Davis is a member of Cal Poly’s Prototype Vehicle Laboratory, also known as the PROVE Lab. For roughly three years, she and her teammates have worked to build and refine a solar-powered car that could break the world speed record. A little over a week ago, the team hoped to do just that at El Mirage Lake, located about 50 miles northwest of Victorville in San Bernardino County.

The idea to pursue a world record came from Graham Doig, a former aerospace engineering faculty member who had created record-breaking solar cars himself. Last year, electrical problems hampered the car, named Dawn, and the anticipated record attempt was called off. Then Doig, the mentor, left the university for a job in private industry.

His successor, Aerospace Engineering Professor Paulo Iscold, better known for creating airplanes that break records, said he “saw it was a good project for the students.” The first challenge entailed reworking the electrical system that had stalled the car last year. But other systems needed retooling as well, Iscold said. And, by the time the car was ready, the optimal time to go for the record — the longest day of the year, June 21, when energy from the sun is strongest — had long passed.

Still, the team went forward and tested the car in Santa Margarita earlier this month. Then it traveled to El Mirage, where the Southern California Timing Association has performed timed speed runs for 50 years. In that other-worldly setting, Davis squeezed into the car’s cockpit and set out to make history.

A young woman prepares to put on a helmet in front of a futuristic vehicle with its hatch open, while support team members in yellow safety vests stand by.
Driver Lacey Davis, an aerospace engineering major from Salinas, California, readies to attempt to set a new record in Cal Poly’s Prototype Vehicle Lab’s solar car, Dawn, at El Mirage Lake in Southern California. The car clocked 51 mph, below the 56 mph world record, but students are optimistic that the car is capable of hitting 65 mph when they make another attempt next summer.

“It felt like I was driving on another planet — like pod racing on Tatooine!” she said, referring to the scene in “Star Wars: Episode I – The Phantom Menace.” “ I think that actually suppressed my fear of hitting an object or running the car off of the track, because it was so open and vast on the El Mirage lakebed. It was also inspiring to know how many other world records and vehicle testing had been done out there for other major projects.”

The car had a speedometer that Davis could see. Meanwhile, members of the team verified the speed by comparing it to a chase car. While the car came up just shy of the record, Iscold said that setback provided a good lesson for the team.

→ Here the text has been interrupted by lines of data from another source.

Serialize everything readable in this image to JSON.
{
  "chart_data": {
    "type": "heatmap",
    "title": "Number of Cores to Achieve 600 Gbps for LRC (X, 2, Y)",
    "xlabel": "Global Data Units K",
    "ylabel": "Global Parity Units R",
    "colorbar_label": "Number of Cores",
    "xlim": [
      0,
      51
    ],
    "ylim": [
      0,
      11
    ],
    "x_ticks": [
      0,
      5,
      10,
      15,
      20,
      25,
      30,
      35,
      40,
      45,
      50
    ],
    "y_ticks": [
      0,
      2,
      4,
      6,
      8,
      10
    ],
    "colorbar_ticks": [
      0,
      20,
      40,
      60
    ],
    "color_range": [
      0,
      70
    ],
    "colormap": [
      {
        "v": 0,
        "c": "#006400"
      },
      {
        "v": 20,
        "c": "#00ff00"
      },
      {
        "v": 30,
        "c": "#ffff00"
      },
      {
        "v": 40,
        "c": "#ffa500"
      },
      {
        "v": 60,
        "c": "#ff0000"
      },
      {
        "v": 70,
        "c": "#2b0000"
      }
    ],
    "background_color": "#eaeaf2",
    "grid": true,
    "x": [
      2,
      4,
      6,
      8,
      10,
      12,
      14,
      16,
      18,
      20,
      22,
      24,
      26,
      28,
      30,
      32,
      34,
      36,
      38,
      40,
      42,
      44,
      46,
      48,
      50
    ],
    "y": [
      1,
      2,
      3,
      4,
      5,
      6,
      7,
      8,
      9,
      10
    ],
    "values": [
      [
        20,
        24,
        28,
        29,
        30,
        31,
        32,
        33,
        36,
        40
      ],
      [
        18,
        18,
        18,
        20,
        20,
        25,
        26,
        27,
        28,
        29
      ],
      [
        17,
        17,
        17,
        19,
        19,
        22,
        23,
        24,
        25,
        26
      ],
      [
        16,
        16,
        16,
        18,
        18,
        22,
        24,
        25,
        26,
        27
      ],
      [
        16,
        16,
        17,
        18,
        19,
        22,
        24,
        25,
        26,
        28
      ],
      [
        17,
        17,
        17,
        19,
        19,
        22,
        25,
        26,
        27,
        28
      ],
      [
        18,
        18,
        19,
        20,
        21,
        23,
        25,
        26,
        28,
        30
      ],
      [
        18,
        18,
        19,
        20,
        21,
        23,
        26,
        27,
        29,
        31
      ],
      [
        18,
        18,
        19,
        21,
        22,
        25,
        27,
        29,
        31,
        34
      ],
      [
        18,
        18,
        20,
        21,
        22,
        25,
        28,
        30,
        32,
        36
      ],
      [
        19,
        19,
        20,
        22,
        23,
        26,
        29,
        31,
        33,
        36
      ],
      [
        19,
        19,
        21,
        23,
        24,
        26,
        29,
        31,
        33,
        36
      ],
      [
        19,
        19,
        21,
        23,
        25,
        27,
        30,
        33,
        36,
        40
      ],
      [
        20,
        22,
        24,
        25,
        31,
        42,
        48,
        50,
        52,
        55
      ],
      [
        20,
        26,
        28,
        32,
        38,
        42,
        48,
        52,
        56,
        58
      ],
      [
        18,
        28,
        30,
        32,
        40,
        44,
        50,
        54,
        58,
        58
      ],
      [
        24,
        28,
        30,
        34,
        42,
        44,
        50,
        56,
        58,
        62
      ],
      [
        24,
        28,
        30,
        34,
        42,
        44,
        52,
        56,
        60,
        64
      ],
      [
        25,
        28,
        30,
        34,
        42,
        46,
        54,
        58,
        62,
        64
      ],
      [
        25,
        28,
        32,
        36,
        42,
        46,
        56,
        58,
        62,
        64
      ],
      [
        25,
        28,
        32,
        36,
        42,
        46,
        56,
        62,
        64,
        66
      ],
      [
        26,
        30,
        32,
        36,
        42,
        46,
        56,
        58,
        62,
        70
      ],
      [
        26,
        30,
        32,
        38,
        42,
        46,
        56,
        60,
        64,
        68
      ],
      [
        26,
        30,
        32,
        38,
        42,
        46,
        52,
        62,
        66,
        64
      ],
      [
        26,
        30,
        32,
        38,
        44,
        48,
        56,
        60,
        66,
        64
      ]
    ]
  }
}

“Not everything in life goes exactly as planned,” he said. “Overcoming failure has become part of the engineering process.”

The team did have to hurdle some challenges — including Doig’s departure and the electrical issues. “Overcoming those was unfortunately very taxing on the team,” said Davis, an aspiring astronaut from Salinas, California. “However, we did get some new faces to the project, and their dedication to persevere through the challenges with us made it that much more obvious how passionate they were about Dawn and engineering.”

The team did get Dawn to the desert, an improvement over last summer. So this year’s effort, Davis said, was an important building block.

“We plan to try again next year because there are only a few changes that actually need to be made to the car’s solar array and electrical system to get those last few miles per hour in,” she said.